The problem is usually that PvP is introduced as 'a feature', just one more activity for players to indulge in, separate from all else. It has no point. This appeals only to the idiotic masses who go in for the sadism of ganking as a reward in itself or for the endless dick-measuring contest of who won such-and-such duel. It's as if soldiers were shooting each other in the real world just so they can yell "lulz dood i totally fragged u ur noob omg" across the trenches. Building a PvP-centered game means building a world in which players have something to fight over, in which they are competing for resources or for goals greater than self-aggrandizement.

There are two basic variants for PvP in a persistent world: freeform and faction-centered.

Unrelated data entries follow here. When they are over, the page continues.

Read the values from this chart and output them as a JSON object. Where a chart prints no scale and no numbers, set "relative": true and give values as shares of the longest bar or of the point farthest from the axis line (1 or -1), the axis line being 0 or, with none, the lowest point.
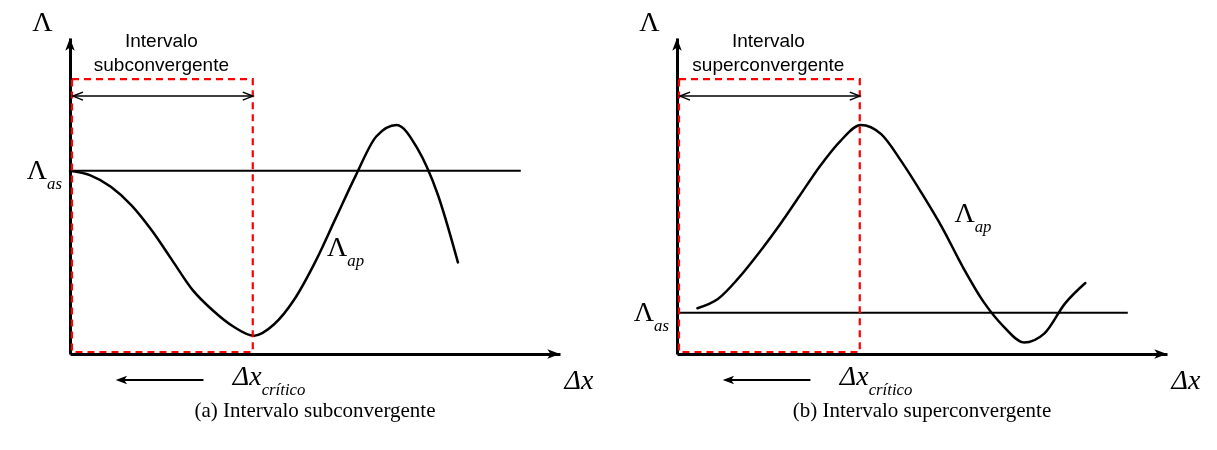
{
  "chart_data": [
    {
      "type": "line",
      "relative": true,
      "title": "(a) Intervalo subconvergente",
      "xlabel": "Δx",
      "ylabel": "Λ",
      "line_style": "solid",
      "categories": [
        null,
        null,
        null,
        null,
        null,
        null,
        null,
        null,
        null,
        null,
        null,
        null,
        null,
        null,
        null,
        null,
        null,
        null,
        null,
        null,
        null,
        null,
        null,
        null,
        null
      ],
      "series": [
        {
          "name": "Λ$_{ap}$",
          "color": "#000000",
          "values": [
            0.8,
            0.78,
            0.73,
            0.65,
            0.54,
            0.41,
            0.28,
            0.19,
            0.12,
            0.08,
            0.13,
            0.24,
            0.4,
            0.59,
            0.78,
            0.95,
            1,
            0.9,
            0.7,
            0.4,
            null,
            null,
            null,
            null,
            null
          ]
        }
      ],
      "ref_lines": [
        {
          "axis": "y",
          "value": 0.8,
          "label": "Λ$_{as}$",
          "color": "#000000"
        }
      ],
      "annotations": [
        "Intervalo subconvergente",
        "Δx$_{crítico}$"
      ]
    },
    {
      "type": "line",
      "relative": true,
      "title": "(b) Intervalo superconvergente",
      "xlabel": "Δx",
      "ylabel": "Λ",
      "line_style": "solid",
      "categories": [
        null,
        null,
        null,
        null,
        null,
        null,
        null,
        null,
        null,
        null,
        null,
        null,
        null,
        null,
        null,
        null,
        null,
        null,
        null,
        null,
        null,
        null,
        null,
        null,
        null
      ],
      "series": [
        {
          "name": "Λ$_{ap}$",
          "color": "#000000",
          "values": [
            null,
            0.2,
            0.24,
            0.33,
            0.44,
            0.56,
            0.69,
            0.82,
            0.93,
            1,
            0.96,
            0.84,
            0.7,
            0.55,
            0.38,
            0.23,
            0.12,
            0.05,
            0.09,
            0.22,
            0.31,
            null,
            null,
            null,
            null
          ]
        }
      ],
      "ref_lines": [
        {
          "axis": "y",
          "value": 0.18,
          "label": "Λ$_{as}$",
          "color": "#000000"
        }
      ],
      "annotations": [
        "Intervalo superconvergente",
        "Δx$_{crítico}$"
      ]
    }
  ]
}
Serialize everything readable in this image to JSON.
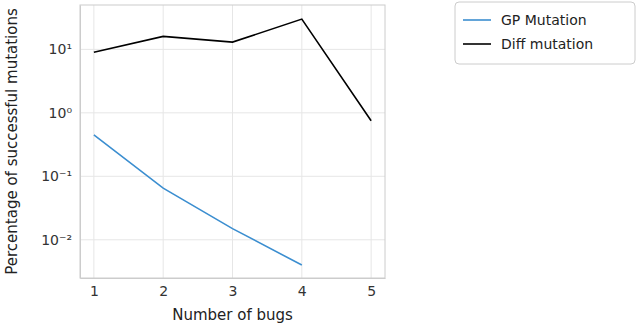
{
  "chart_data": {
    "type": "line",
    "x_label": "Number of bugs",
    "y_label": "Percentage of successful mutations",
    "x": [
      1,
      2,
      3,
      4,
      5
    ],
    "series": [
      {
        "name": "GP Mutation",
        "color": "#3b8ed0",
        "values": [
          0.45,
          0.065,
          0.015,
          0.004,
          null
        ]
      },
      {
        "name": "Diff mutation",
        "color": "#000000",
        "values": [
          9,
          16,
          13,
          30,
          0.75
        ]
      }
    ],
    "xlim": [
      0.8,
      5.2
    ],
    "xticks": [
      1,
      2,
      3,
      4,
      5
    ],
    "ylim": [
      0.0025,
      50
    ],
    "yticks": [
      {
        "value": 0.01,
        "label": "10⁻²"
      },
      {
        "value": 0.1,
        "label": "10⁻¹"
      },
      {
        "value": 1,
        "label": "10⁰"
      },
      {
        "value": 10,
        "label": "10¹"
      }
    ],
    "log": "y",
    "grid": true,
    "legend": "upper right"
  }
}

Freeform is the closest to the 'sandbox' ideal and it's the one i generally push whenever i talk about a persistent world. The world is filled with resources. In the standard fantasy setting this means there are animals walking around waiting to be killed and skinned for body parts which can be made into various usable goods. There are trees that can be chopped down, seams of metal ore to be mined, bodies of water to be fished, unique monsters to track down for unique crafting components, etc. The trick is being the one to get access to those resources while being vulnerable to attack at any time. The megalomaniacal dream of becoming a big cheese of an ever-growing group of players rests on building cities, houses, ships, blimps, whatever your programmers can cook up, but that in turn has to rest on securing the resources for all that PvE through PvP, which is in turn fueled by PvE crafting of weapons and armour, food and spell reagents, padlocks and lockpicks, all of which is in turn fueled by smaller-scale PvP... dear sweet morning-star, please tell me there are at least some of my fellow apes that can understand this pattern.
The 'story' of that MMO becomes the expansion and shifts of power between various player groups. Your personal character advancement is the role you play in that competition. I remember a PvE player (only interested in trading) in EVE saying "and then such-and-such war started and my friend and i just cashed in on running ships, guns and minerals to the borders of both alliances, easy money". A good PvP-centered game creates its own demand for PvE.

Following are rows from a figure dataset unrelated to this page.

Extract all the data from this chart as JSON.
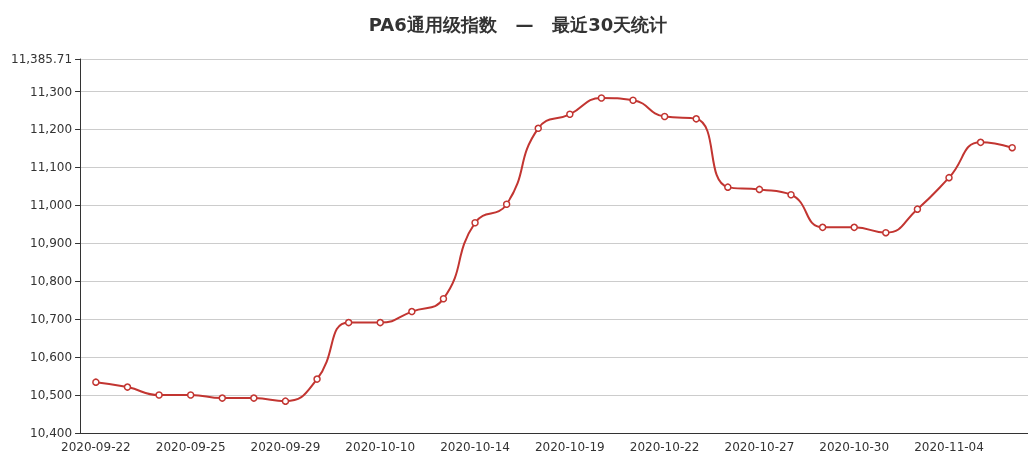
{
  "chart_data": {
    "type": "line",
    "title": "PA6通用级指数   —   最近30天统计",
    "categories": [
      "2020-09-22",
      null,
      null,
      "2020-09-25",
      null,
      null,
      "2020-09-29",
      null,
      null,
      "2020-10-10",
      null,
      null,
      "2020-10-14",
      null,
      null,
      "2020-10-19",
      null,
      null,
      "2020-10-22",
      null,
      null,
      "2020-10-27",
      null,
      null,
      "2020-10-30",
      null,
      null,
      "2020-11-04",
      null,
      null
    ],
    "series": [
      {
        "color": "#c23531",
        "values": [
          10534,
          10521,
          10500,
          10500,
          10492,
          10492,
          10484,
          10542,
          10691,
          10691,
          10720,
          10754,
          10954,
          11003,
          11203,
          11240,
          11283,
          11277,
          11234,
          11228,
          11048,
          11042,
          11028,
          10942,
          10942,
          10928,
          10990,
          11073,
          11166,
          11152
        ]
      }
    ],
    "ylim": [
      10400,
      11385.71
    ],
    "yticks": [
      {
        "value": 10400,
        "label": "10,400"
      },
      {
        "value": 10500,
        "label": "10,500"
      },
      {
        "value": 10600,
        "label": "10,600"
      },
      {
        "value": 10700,
        "label": "10,700"
      },
      {
        "value": 10800,
        "label": "10,800"
      },
      {
        "value": 10900,
        "label": "10,900"
      },
      {
        "value": 11000,
        "label": "11,000"
      },
      {
        "value": 11100,
        "label": "11,100"
      },
      {
        "value": 11200,
        "label": "11,200"
      },
      {
        "value": 11300,
        "label": "11,300"
      },
      {
        "value": 11385.71,
        "label": "11,385.71"
      }
    ],
    "grid": "y",
    "marker": "circle",
    "line_style": "solid"
  }
}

There is an alternative, which i'm not quite so big a fan of because it's less grandiose, less complex, and that's the pure PvP game, logically (though i suppose not necessarily) centered on faction combat. At character creation, players choose a faction to join and fight against the others. This is basically a team PvP game taken to MMO proportions and it's already been done, with some success. Planetside provided excellent examples of both good and bad features of the concept, the worst of which are the difficulty of creating group identity within the larger faction and the lack of personal choice. Still, the 'massive' aspect is there, as hundreds of players at once shift across the map trying to take various objectives based on their strategic importance to their faction.

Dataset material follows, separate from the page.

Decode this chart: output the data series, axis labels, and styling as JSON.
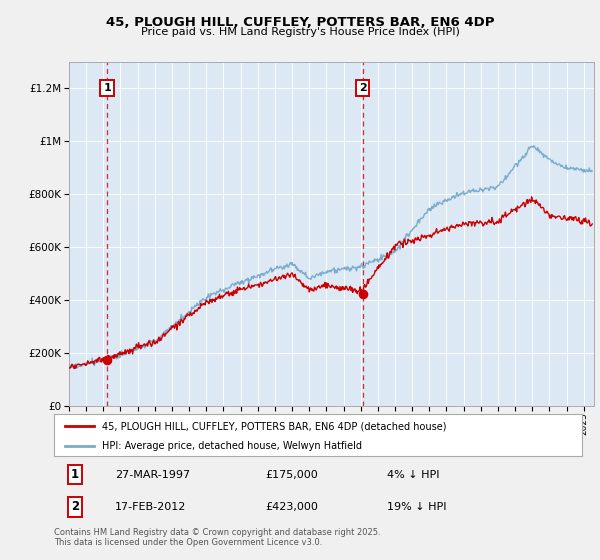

In any case, the worst excuse for PvP is the half-hearted attempt to slap something on top a PvE game just to be able to advertise that you're offering PvP. For one thing, the game mechanics are very different. Crowd control is more important for PvE because it can easily become overpowered or have to be nerfed for PvP. Movement speed changes, on the other hand, are easily overpowered in PvE but crucial to PvP. A game system that tries to mix the two will predictably make neither side completely happy. Sacrifices have to be made.
A PvP-centered game can have plenty of PvE, but it won't have those highly complex 40-player fights against 'raid bosses' where every player has his particular role to fill.
On the other hand, PvP in a PvE game is pretty much pointless. All of the player abilities are likely designed to make things interesting against monster AI, but that means little tricks like incapacitating something for 30 seconds will be impossible to balance against other players, and aggro management will end up serving no purpose. PvPing ends up meaning playing a gutted, simplified but still unbalanced version of the PvE portion of the game, usually in an 'arena' or 'battleground' that has no connection to anything else. Anyone with more than half a brain can see you can get better gameplay on the same scale in any Counterstrike or Quake ripoff.

addendum:
It goes without saying that there is no place for PvP rankings in an MMO, nor for PvP rewards. The rewards are the resources to which your player group gets access for winning the fight. If there was nothing to fight over, no resource node or rare animal to skin, there should be no reward. Rankings are just an idiotic dick-measuring contest that belongs only in deathmatch FPS games, never in team games. An MMO is about the world itself, not the individual players.

addendum the secondum:
PvP mechanics also concern the game engine. Companies are used to graphics as the biggest selling point, but for a PvP game, responsiveness is crucial. Even though an MMO likely will not anywhere in the near future provide twitch-gaming because of increased lag, the players must still be able to quickly and reliably control their characters' movements. Regardless of whether or not they're pretty, the graphics must scale smoothly with increasing numbers of players in an area, and all effects, icons, character details and so forth must be created to be first of all recognizable and provide feedback. You have to be able to instantly see whether your enemy has drawn a sword or a bow or whether your fireball was resisted or not, and this feedback must not interfere with any of the rest of the mountain of information on your screen. Low-key, simple graphics are often the best way to go.
To spell it out even more clearly, developers, you can save some money on the most expensive part of the game. Please. Skimp on the graphics.